In Bezug auf das BFB*-Training möchte ich sagen, dass ich BFB als Vorbereitung im Kontext mit den Rettungskräften eher kritisch betrachte. Ich habe Zweifel, dass es von einer Mehrheit angenommen wird. Die Auslandsteams verfügen über sehr viel Erfahrung. Ich bin der Meinung, dass durch schlimme Erfahrungen in Krisengebieten, die sich langsam verstärken und denen man 24/24 Stunden ausgesetzt ist, eine Adaptation an die Situation möglich ist. Diese Krisenmanager benötigen dann ev. Entspannungstechniken, da sie sich in einem Dauerstress durch permanente Alarmbereitschaft befinden, ich weiss aber nicht ob BFB, was ich für sehr psy-orientiert halte, hier das richtige Mittel ist, vielleicht würden sich Methoden wie „Autogenes Training“ oder ähnliches als sinnvoller erweisen.

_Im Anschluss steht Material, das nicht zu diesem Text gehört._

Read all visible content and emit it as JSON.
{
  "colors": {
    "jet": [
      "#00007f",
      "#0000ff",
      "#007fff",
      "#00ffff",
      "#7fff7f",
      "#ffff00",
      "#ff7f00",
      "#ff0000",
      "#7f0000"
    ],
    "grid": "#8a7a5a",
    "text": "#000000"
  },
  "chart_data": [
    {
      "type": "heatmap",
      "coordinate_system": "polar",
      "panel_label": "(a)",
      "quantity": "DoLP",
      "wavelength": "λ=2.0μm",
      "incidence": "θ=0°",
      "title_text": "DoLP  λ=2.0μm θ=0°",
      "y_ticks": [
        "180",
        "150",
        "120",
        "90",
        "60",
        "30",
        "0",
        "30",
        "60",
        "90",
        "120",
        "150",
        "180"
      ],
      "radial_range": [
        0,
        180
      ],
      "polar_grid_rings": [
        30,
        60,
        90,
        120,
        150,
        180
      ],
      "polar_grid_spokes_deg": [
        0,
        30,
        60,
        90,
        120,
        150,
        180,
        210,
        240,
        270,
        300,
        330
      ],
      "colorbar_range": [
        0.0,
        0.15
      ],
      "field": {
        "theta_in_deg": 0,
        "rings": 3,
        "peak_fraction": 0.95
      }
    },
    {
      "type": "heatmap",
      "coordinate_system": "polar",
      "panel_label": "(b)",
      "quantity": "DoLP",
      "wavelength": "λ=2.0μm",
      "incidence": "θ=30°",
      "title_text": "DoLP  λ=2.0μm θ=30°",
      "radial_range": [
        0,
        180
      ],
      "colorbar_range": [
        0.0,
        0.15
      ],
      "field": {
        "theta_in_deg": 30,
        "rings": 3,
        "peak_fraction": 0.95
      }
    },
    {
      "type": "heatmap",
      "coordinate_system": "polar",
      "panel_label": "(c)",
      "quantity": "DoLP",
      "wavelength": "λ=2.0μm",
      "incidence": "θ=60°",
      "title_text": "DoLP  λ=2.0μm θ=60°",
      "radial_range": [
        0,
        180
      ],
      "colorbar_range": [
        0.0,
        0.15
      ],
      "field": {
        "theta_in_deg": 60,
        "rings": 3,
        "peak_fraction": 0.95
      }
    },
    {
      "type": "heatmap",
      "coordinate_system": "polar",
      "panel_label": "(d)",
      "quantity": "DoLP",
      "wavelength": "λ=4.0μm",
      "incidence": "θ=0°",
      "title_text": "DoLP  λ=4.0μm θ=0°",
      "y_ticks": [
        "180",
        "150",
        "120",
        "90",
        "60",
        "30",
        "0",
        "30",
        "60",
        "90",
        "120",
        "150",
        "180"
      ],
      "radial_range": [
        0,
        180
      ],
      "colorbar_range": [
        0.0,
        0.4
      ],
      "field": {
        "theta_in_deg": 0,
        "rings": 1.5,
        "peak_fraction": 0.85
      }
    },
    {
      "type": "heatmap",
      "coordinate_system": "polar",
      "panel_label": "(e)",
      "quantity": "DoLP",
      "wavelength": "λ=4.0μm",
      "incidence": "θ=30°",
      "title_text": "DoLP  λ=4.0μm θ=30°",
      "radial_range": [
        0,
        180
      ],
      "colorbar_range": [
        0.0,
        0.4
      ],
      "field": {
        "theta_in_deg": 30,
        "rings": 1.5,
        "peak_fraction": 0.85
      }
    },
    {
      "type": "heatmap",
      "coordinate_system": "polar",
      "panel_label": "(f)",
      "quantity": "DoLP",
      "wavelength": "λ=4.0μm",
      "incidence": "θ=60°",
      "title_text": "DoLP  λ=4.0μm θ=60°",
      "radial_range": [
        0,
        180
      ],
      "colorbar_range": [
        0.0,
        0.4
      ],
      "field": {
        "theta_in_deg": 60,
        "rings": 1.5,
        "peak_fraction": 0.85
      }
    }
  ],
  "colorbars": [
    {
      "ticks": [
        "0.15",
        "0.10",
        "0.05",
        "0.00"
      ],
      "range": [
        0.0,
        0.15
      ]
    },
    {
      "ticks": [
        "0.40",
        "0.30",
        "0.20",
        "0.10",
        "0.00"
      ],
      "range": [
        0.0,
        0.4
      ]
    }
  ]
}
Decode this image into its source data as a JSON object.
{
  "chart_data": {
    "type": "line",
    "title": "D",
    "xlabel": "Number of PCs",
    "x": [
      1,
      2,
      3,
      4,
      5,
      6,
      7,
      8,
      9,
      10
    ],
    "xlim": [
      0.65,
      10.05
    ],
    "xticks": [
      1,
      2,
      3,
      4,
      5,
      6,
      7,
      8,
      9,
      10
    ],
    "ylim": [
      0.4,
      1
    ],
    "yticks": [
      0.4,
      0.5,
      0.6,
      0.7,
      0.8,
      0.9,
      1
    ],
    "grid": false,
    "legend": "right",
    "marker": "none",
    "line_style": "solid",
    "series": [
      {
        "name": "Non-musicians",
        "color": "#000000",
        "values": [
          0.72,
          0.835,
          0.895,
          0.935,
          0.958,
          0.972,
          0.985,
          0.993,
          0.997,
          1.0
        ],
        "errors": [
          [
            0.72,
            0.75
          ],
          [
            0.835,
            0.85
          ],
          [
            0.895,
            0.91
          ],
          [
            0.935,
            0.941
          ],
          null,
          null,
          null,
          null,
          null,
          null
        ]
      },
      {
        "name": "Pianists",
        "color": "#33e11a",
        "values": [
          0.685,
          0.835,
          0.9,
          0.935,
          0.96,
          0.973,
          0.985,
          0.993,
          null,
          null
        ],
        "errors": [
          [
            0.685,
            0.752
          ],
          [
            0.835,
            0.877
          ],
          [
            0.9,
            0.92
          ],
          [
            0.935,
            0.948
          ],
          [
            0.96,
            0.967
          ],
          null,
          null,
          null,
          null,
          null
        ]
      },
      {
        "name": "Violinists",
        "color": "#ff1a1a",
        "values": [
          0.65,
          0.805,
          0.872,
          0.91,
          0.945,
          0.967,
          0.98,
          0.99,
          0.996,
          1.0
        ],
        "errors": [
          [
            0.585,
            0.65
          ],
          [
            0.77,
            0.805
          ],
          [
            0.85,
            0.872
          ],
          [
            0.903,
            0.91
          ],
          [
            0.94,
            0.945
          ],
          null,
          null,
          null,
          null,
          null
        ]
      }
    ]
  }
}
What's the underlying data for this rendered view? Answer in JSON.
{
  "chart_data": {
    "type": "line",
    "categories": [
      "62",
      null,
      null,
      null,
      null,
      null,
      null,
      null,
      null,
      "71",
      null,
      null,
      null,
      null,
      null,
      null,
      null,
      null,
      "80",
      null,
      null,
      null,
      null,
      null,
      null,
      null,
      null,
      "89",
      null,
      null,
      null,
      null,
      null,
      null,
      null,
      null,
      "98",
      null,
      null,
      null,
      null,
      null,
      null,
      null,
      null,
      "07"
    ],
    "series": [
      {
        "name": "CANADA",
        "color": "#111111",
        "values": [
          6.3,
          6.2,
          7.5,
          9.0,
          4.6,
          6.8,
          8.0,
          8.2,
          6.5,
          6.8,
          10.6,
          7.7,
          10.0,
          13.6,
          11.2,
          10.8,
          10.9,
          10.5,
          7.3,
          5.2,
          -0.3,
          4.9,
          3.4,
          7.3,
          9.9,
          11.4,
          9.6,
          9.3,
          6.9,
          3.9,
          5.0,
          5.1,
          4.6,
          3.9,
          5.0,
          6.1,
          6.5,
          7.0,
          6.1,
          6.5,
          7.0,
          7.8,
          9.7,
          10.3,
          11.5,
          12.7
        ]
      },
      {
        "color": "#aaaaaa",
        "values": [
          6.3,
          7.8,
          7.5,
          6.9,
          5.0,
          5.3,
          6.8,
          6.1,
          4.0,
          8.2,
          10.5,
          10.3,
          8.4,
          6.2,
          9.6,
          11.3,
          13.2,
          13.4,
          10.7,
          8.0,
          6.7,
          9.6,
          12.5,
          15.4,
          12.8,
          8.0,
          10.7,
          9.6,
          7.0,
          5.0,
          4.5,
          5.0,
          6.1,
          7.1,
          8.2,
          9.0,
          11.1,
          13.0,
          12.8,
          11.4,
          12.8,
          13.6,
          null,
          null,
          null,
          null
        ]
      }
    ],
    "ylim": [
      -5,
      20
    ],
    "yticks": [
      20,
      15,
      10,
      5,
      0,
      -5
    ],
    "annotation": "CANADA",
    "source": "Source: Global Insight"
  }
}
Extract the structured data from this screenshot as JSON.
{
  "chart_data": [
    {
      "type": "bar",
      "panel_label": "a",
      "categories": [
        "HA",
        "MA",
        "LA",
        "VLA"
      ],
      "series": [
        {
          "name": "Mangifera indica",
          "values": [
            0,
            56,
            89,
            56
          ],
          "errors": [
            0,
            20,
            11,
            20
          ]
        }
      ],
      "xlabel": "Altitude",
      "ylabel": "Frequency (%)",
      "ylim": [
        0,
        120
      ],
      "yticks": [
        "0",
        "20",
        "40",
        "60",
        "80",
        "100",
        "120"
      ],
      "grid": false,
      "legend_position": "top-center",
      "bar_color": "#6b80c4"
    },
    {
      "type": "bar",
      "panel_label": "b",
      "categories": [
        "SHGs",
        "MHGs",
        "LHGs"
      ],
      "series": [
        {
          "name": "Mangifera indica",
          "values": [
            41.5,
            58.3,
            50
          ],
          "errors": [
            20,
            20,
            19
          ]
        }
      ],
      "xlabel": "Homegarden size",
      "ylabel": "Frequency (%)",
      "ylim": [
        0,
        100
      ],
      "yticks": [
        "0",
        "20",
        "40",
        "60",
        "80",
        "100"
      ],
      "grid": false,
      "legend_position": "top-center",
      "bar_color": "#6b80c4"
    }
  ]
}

L.E. Herzlichen Dank für das Gespräch.

* GSP Groupe de support psychologique Luxembourg
* KM Krisenmanager
* HIT-Team Humanitarian Intervention Team
* MSF Médecins sans frontières
* INSERAG International Search and Rescue Advisory Group * THW Technisches Hilfswerk
* NOAH Nachsorge, Opfer – und Angehörigenhilfe
* USAR Urban Search and Rescue Teams.